We’ll leave a small group of guys and gals, but we want to bring our people back home. It’s time. We were going to be in Syria for four months. We ended up there for five years. Just fighting. They just like to fight. We want to fix our country. We want to fix our highways, our roads, our schools. We want to fix our country. It’s time. What I was told by a General I had to fire, I said, General how long before we get 100% of the caliphate. He said sir, two years. I said I can’t take it two years. And then I flew to Iraq, first time I left the White House because I stayed in the White House for months and months BECAUSE I WANTED THE DEMOCRATS TO GET BACK FROM THEIR VACATIONS FROM HAWAII AND THESE OTHER PLACES. And I figured it would look good if I stayed in the White House so that you people WOULD ALL LOVE ME AND VOTE FOR ME.

 

So I stayed in the White House and I tell you what, I told my wife I said Go to Florida, enjoy your Christmas. I stayed for Thanksgiving. I had cabin fever in the White House.. But if you got to have cabin fever, that’s the place to do it. I SPENT MY NEW YEARS ALL BY MYSELF. DON’T CRY. It was me and about 500 men and women outside with machine guns. I NEVER SAW SO MANY BEAUTIFUL LOOKING MACHINE GUNS. THEY SIT IN THE TREES, THEY SIT ON THE LAWN. I told people. I’m in this massive. You know people don’t know how big the White House is. First of all it’s one of the most beautiful places. I made a lot of money with luxury. This building it’s in 1799. Of courrse when President Xi comes I say 1799 likes it old, to him it’s like a brand new house. In China, they go back 8,000 years.

 

So I stayed in the White House for months and months except I took a day off.
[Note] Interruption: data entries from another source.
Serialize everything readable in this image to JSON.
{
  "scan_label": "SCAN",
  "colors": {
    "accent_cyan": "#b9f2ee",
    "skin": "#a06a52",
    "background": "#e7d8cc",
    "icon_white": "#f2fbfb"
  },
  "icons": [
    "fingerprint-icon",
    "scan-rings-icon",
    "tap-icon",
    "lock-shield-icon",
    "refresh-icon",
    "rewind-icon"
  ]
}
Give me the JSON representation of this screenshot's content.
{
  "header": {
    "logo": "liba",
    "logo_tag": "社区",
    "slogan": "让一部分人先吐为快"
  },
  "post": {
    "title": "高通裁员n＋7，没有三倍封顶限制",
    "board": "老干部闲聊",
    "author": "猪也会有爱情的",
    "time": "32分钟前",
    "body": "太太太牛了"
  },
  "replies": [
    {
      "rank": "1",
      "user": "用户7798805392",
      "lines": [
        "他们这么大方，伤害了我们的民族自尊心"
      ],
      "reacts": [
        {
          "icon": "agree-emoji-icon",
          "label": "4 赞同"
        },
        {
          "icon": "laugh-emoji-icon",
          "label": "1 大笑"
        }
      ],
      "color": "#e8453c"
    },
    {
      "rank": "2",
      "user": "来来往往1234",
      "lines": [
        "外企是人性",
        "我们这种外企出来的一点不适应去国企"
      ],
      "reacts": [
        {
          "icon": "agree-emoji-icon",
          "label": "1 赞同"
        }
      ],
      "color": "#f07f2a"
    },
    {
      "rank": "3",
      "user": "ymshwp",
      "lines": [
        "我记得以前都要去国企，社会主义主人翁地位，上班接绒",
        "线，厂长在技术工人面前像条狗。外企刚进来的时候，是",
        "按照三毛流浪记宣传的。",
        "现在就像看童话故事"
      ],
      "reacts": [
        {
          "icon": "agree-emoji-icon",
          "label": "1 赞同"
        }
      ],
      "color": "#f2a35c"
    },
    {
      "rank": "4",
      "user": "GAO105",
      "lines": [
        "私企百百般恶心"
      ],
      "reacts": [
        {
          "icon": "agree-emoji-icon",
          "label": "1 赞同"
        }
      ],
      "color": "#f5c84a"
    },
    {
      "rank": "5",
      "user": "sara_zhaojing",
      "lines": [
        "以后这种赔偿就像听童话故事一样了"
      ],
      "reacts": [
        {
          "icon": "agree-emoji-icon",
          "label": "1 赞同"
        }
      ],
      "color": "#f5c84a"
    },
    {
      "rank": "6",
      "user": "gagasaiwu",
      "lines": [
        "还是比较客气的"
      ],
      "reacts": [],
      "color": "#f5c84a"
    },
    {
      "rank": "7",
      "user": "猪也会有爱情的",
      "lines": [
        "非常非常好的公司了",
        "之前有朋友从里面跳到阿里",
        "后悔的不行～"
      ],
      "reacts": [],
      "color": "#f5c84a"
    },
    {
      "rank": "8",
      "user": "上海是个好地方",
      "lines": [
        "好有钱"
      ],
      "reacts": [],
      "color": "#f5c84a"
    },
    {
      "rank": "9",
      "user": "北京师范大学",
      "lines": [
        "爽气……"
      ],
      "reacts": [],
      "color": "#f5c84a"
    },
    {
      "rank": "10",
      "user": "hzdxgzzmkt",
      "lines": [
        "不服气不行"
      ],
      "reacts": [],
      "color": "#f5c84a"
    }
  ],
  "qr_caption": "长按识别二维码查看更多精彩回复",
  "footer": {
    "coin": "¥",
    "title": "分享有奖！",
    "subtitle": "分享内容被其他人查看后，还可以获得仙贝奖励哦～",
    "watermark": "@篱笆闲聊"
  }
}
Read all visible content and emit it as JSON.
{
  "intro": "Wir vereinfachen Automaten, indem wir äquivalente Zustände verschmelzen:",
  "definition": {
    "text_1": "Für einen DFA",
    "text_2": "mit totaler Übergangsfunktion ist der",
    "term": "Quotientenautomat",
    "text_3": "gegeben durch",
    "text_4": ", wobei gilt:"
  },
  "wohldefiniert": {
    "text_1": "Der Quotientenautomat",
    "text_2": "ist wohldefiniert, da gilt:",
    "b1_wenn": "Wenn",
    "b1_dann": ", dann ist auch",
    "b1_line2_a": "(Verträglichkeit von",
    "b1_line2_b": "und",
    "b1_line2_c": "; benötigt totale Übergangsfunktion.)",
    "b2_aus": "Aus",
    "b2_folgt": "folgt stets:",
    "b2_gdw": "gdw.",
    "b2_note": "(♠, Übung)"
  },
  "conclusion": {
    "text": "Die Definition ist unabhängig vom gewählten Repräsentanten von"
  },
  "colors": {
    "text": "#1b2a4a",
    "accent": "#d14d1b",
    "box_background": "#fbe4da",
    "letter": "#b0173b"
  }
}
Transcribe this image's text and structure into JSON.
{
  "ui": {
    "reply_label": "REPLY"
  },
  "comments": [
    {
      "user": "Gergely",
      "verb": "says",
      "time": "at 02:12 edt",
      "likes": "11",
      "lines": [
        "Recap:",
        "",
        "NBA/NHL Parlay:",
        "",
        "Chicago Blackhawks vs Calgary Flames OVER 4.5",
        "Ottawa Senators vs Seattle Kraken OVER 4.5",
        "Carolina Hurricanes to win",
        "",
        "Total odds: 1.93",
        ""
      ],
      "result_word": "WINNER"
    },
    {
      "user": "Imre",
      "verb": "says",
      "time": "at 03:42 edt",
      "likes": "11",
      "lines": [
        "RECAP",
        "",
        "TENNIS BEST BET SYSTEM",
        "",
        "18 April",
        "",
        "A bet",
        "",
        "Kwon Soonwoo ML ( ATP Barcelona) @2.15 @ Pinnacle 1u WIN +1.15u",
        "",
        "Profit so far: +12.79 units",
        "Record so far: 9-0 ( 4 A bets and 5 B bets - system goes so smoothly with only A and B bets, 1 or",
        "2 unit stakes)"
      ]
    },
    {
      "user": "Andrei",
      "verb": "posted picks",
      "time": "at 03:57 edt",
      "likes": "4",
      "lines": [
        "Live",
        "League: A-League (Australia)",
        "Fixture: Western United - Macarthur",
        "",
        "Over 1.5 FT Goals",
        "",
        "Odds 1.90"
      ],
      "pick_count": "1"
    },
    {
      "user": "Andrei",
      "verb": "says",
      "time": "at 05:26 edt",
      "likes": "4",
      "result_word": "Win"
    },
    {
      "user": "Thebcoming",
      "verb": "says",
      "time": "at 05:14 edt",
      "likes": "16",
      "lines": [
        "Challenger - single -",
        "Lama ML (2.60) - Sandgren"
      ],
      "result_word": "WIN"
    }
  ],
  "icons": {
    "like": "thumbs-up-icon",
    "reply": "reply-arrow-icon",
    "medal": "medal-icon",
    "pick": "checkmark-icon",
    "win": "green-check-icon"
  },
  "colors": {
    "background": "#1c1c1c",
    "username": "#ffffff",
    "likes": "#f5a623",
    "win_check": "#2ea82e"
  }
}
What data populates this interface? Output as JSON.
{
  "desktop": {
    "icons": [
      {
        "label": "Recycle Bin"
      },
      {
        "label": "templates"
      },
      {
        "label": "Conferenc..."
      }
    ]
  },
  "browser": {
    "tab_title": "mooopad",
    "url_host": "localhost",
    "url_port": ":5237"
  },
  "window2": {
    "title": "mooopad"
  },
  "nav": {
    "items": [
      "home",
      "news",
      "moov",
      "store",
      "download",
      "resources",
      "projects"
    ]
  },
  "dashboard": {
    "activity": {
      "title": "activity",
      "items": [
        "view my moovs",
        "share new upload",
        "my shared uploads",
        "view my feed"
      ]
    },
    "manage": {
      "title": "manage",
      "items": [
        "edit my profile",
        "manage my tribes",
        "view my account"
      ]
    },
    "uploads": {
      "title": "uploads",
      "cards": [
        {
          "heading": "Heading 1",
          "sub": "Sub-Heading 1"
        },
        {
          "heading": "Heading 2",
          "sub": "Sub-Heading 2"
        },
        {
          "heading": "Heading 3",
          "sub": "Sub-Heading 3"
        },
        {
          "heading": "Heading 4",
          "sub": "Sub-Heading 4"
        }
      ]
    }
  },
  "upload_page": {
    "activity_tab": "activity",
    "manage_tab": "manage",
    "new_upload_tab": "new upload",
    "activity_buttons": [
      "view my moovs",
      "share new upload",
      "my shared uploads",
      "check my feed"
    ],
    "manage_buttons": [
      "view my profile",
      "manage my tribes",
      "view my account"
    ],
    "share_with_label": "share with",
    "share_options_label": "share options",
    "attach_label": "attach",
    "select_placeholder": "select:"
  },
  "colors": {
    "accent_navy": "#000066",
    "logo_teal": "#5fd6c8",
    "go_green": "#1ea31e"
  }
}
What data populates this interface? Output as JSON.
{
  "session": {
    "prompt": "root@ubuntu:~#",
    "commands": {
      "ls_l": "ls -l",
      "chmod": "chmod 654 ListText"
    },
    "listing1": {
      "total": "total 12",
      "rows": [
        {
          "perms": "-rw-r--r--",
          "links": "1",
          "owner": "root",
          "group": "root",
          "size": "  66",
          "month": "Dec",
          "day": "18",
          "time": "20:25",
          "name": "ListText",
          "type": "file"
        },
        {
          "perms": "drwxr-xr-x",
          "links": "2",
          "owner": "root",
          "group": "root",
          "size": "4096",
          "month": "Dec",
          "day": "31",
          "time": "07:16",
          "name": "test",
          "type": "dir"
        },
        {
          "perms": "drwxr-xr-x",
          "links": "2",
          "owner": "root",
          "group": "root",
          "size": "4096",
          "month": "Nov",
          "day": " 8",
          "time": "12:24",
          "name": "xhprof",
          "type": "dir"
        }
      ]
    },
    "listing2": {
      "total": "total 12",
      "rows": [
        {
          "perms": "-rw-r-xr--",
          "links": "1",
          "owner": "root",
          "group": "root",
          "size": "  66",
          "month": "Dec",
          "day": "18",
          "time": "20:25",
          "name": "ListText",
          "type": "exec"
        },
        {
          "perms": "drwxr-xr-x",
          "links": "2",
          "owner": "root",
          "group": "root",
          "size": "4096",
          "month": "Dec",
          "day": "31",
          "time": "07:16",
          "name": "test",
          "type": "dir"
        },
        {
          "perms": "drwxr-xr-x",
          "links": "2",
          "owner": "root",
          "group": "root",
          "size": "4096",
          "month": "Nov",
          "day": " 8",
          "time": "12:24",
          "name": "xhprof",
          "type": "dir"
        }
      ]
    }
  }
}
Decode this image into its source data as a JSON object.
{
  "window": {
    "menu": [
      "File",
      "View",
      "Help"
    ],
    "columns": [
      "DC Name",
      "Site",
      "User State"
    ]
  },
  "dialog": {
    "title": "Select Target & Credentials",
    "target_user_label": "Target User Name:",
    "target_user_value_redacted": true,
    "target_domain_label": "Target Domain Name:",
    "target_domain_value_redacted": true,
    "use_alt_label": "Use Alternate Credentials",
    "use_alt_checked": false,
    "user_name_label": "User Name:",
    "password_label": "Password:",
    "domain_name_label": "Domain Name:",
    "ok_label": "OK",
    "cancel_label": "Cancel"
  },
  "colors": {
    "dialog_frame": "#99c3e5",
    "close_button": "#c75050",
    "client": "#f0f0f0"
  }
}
I flew to a lovely place called Iraq and I flew at night and I got there at night and they say, ‘SIR, ALL THE LIGHTS IN THE PLANE ARE GOING OFF.’ I say, Why? Because we’re getting ready to land, we’re an hour out. I say, what about the shades? Well, we want it better than that, maybe light gets through. So we turned the lights off, put the shades down. This is a big plane 747, AF1. So we’re landing and I go up and I look, when I land I like to sit with pilots. I respect people who know what they’re doing and these are the best in the world. And the pilot says, ‘Sir, we’re landing in approximately 1-1/2 minutes. I say, But there’s no runway. No sir, the runway’s right up there sir. I say I don’t see it, I have pretty good vision, AT LEAST FOR MY AGE, I HAVE GOOD VISION. I guess for my age I have great vision. But, I don’t have vision like a 35-year-old captain. He said, No it’s right up there. I said I’m sorry captain, how about this, should we lift off and try it again? Captain, there’s no runway. He says It’s right up there. And we land with practically no lights. Little pin spots. I saidk think of this, we spent $7 Trillion in the Middle East and we can’t’land a plane with the lights on 20 years later. How bad is that? Seriously, how bad is that? Seven Trillion Dollars and we have to fly in with no lights, but I met some incredible people.